If anything, I'd assume both Apple and the NSA can find people who can sneak an intentional bug in that's a lot harder to spot than an extra "goto fail;". I've also seen enough silly bugs (1) result from merges or other tedious mechanical changes, and (2) escape detection in code review that I don't find it that hard to believe this was unintentional.

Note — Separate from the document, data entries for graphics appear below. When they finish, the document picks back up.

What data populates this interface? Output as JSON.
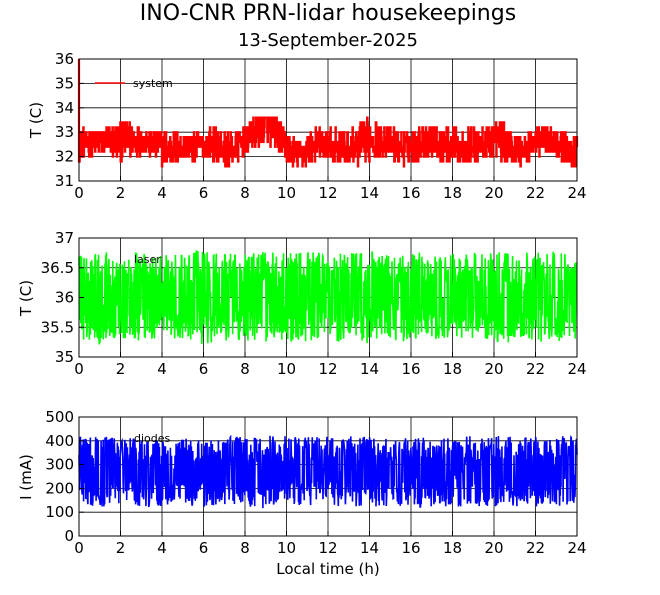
{
  "title": "INO-CNR PRN-lidar housekeepings",
  "subtitle": "13-September-2025",
  "chart_data": [
    {
      "type": "line",
      "ylabel": "T (C)",
      "xlabel": "",
      "xlim": [
        0,
        24
      ],
      "ylim": [
        31,
        36
      ],
      "xticks": [
        "0",
        "2",
        "4",
        "6",
        "8",
        "10",
        "12",
        "14",
        "16",
        "18",
        "20",
        "22",
        "24"
      ],
      "yticks": [
        "31",
        "32",
        "33",
        "34",
        "35",
        "36"
      ],
      "grid": true,
      "legend_position": "top-left",
      "series": [
        {
          "name": "system",
          "color": "#ff0000",
          "x": [
            0,
            0.5,
            1,
            1.5,
            2,
            2.5,
            3,
            3.5,
            4,
            4.5,
            5,
            5.5,
            6,
            6.5,
            7,
            7.5,
            8,
            8.5,
            9,
            9.5,
            10,
            10.5,
            11,
            11.5,
            12,
            12.5,
            13,
            13.5,
            14,
            14.5,
            15,
            15.5,
            16,
            16.5,
            17,
            17.5,
            18,
            18.5,
            19,
            19.5,
            20,
            20.5,
            21,
            21.5,
            22,
            22.5,
            23,
            23.5,
            24
          ],
          "low": [
            31.8,
            31.6,
            31.6,
            31.8,
            31.8,
            31.8,
            31.8,
            31.6,
            31.6,
            31.8,
            32.0,
            31.8,
            31.8,
            31.6,
            31.6,
            31.8,
            32.0,
            31.8,
            32.0,
            32.0,
            31.8,
            31.6,
            31.6,
            31.6,
            31.8,
            31.8,
            31.8,
            31.6,
            31.6,
            31.6,
            31.6,
            31.6,
            31.6,
            31.6,
            31.6,
            31.6,
            31.8,
            31.8,
            31.8,
            31.8,
            31.8,
            31.8,
            31.8,
            31.6,
            31.6,
            31.6,
            31.6,
            31.6,
            31.6
          ],
          "high": [
            33.2,
            33.0,
            33.0,
            33.2,
            33.6,
            33.6,
            33.0,
            33.0,
            33.2,
            33.6,
            33.6,
            33.2,
            33.0,
            33.2,
            33.2,
            33.2,
            33.2,
            33.6,
            33.6,
            33.6,
            33.2,
            33.0,
            33.0,
            33.2,
            33.2,
            33.6,
            33.6,
            33.6,
            33.6,
            33.2,
            33.2,
            33.2,
            33.2,
            33.2,
            33.2,
            33.2,
            33.6,
            33.6,
            33.6,
            33.2,
            33.6,
            33.6,
            33.2,
            33.2,
            33.2,
            33.2,
            33.0,
            33.0,
            33.0
          ]
        }
      ]
    },
    {
      "type": "line",
      "ylabel": "T (C)",
      "xlabel": "",
      "xlim": [
        0,
        24
      ],
      "ylim": [
        35,
        37
      ],
      "xticks": [
        "0",
        "2",
        "4",
        "6",
        "8",
        "10",
        "12",
        "14",
        "16",
        "18",
        "20",
        "22",
        "24"
      ],
      "yticks": [
        "35",
        "35.5",
        "36",
        "36.5",
        "37"
      ],
      "grid": true,
      "legend_position": "top-left",
      "series": [
        {
          "name": "laser",
          "color": "#00ff00",
          "x": [
            0,
            0.5,
            1,
            1.5,
            2,
            2.5,
            3,
            3.5,
            4,
            4.5,
            5,
            5.5,
            6,
            6.5,
            7,
            7.5,
            8,
            8.5,
            9,
            9.5,
            10,
            10.5,
            11,
            11.5,
            12,
            12.5,
            13,
            13.5,
            14,
            14.5,
            15,
            15.5,
            16,
            16.5,
            17,
            17.5,
            18,
            18.5,
            19,
            19.5,
            20,
            20.5,
            21,
            21.5,
            22,
            22.5,
            23,
            23.5,
            24
          ],
          "low": [
            35.3,
            35.25,
            35.2,
            35.3,
            35.3,
            35.25,
            35.25,
            35.3,
            35.3,
            35.3,
            35.25,
            35.25,
            35.2,
            35.25,
            35.25,
            35.3,
            35.25,
            35.25,
            35.25,
            35.3,
            35.25,
            35.25,
            35.25,
            35.25,
            35.3,
            35.25,
            35.3,
            35.3,
            35.2,
            35.3,
            35.3,
            35.25,
            35.25,
            35.3,
            35.3,
            35.3,
            35.3,
            35.3,
            35.3,
            35.3,
            35.25,
            35.2,
            35.3,
            35.3,
            35.25,
            35.25,
            35.25,
            35.3,
            35.3
          ],
          "high": [
            36.75,
            36.8,
            36.8,
            36.75,
            36.7,
            36.75,
            36.8,
            36.75,
            36.75,
            36.7,
            36.75,
            36.8,
            36.8,
            36.8,
            36.8,
            36.75,
            36.75,
            36.8,
            36.8,
            36.75,
            36.75,
            36.8,
            36.8,
            36.75,
            36.8,
            36.75,
            36.75,
            36.75,
            36.8,
            36.75,
            36.75,
            36.8,
            36.8,
            36.75,
            36.75,
            36.75,
            36.75,
            36.75,
            36.75,
            36.75,
            36.8,
            36.8,
            36.75,
            36.75,
            36.8,
            36.75,
            36.8,
            36.75,
            36.75
          ]
        }
      ]
    },
    {
      "type": "line",
      "ylabel": "I (mA)",
      "xlabel": "Local time (h)",
      "xlim": [
        0,
        24
      ],
      "ylim": [
        0,
        500
      ],
      "xticks": [
        "0",
        "2",
        "4",
        "6",
        "8",
        "10",
        "12",
        "14",
        "16",
        "18",
        "20",
        "22",
        "24"
      ],
      "yticks": [
        "0",
        "100",
        "200",
        "300",
        "400",
        "500"
      ],
      "grid": true,
      "legend_position": "top-left",
      "series": [
        {
          "name": "diodes",
          "color": "#0000ff",
          "x": [
            0,
            0.5,
            1,
            1.5,
            2,
            2.5,
            3,
            3.5,
            4,
            4.5,
            5,
            5.5,
            6,
            6.5,
            7,
            7.5,
            8,
            8.5,
            9,
            9.5,
            10,
            10.5,
            11,
            11.5,
            12,
            12.5,
            13,
            13.5,
            14,
            14.5,
            15,
            15.5,
            16,
            16.5,
            17,
            17.5,
            18,
            18.5,
            19,
            19.5,
            20,
            20.5,
            21,
            21.5,
            22,
            22.5,
            23,
            23.5,
            24
          ],
          "low": [
            130,
            125,
            120,
            125,
            130,
            130,
            125,
            120,
            125,
            130,
            125,
            125,
            120,
            125,
            130,
            125,
            125,
            120,
            110,
            115,
            120,
            125,
            125,
            125,
            120,
            125,
            125,
            120,
            115,
            120,
            125,
            120,
            125,
            120,
            120,
            125,
            120,
            125,
            125,
            120,
            125,
            120,
            125,
            125,
            120,
            125,
            125,
            130,
            130
          ],
          "high": [
            430,
            420,
            415,
            415,
            410,
            415,
            420,
            420,
            410,
            415,
            420,
            420,
            415,
            415,
            410,
            420,
            415,
            415,
            420,
            425,
            420,
            420,
            415,
            420,
            425,
            420,
            420,
            415,
            420,
            415,
            420,
            420,
            415,
            415,
            420,
            420,
            415,
            420,
            420,
            415,
            420,
            420,
            415,
            420,
            420,
            415,
            420,
            420,
            420
          ]
        }
      ]
    }
  ]
}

It's amazing how elusive the obvious can be when your mind's on something else. Given that, I personally assume good faith until there's significant reason to doubt that assumption.
Is it possible that this bug was deliberately planted? Sure. Is it equally likely that this bug was deliberately planted as it is that the bug was a mistake? I say no, Occam's razor being the main reason for making that distinction.
This one is going to cause serious damage to the credibility Apple have long been holding with many software developers. Most people seem to have tolerated the massive quality drop in OSX since Tiger (easily their peak version) but a bug as egregious as this which would easily have not happened with the slightest bit of preventative quality control? Absolutely disgraceful.
Until someone else makes a laptop OS that's even half as good as OSX we're all stuck with it.
None of my ios devices asked to install the fix and I had to do a manual update check. This should not happen for major security issues.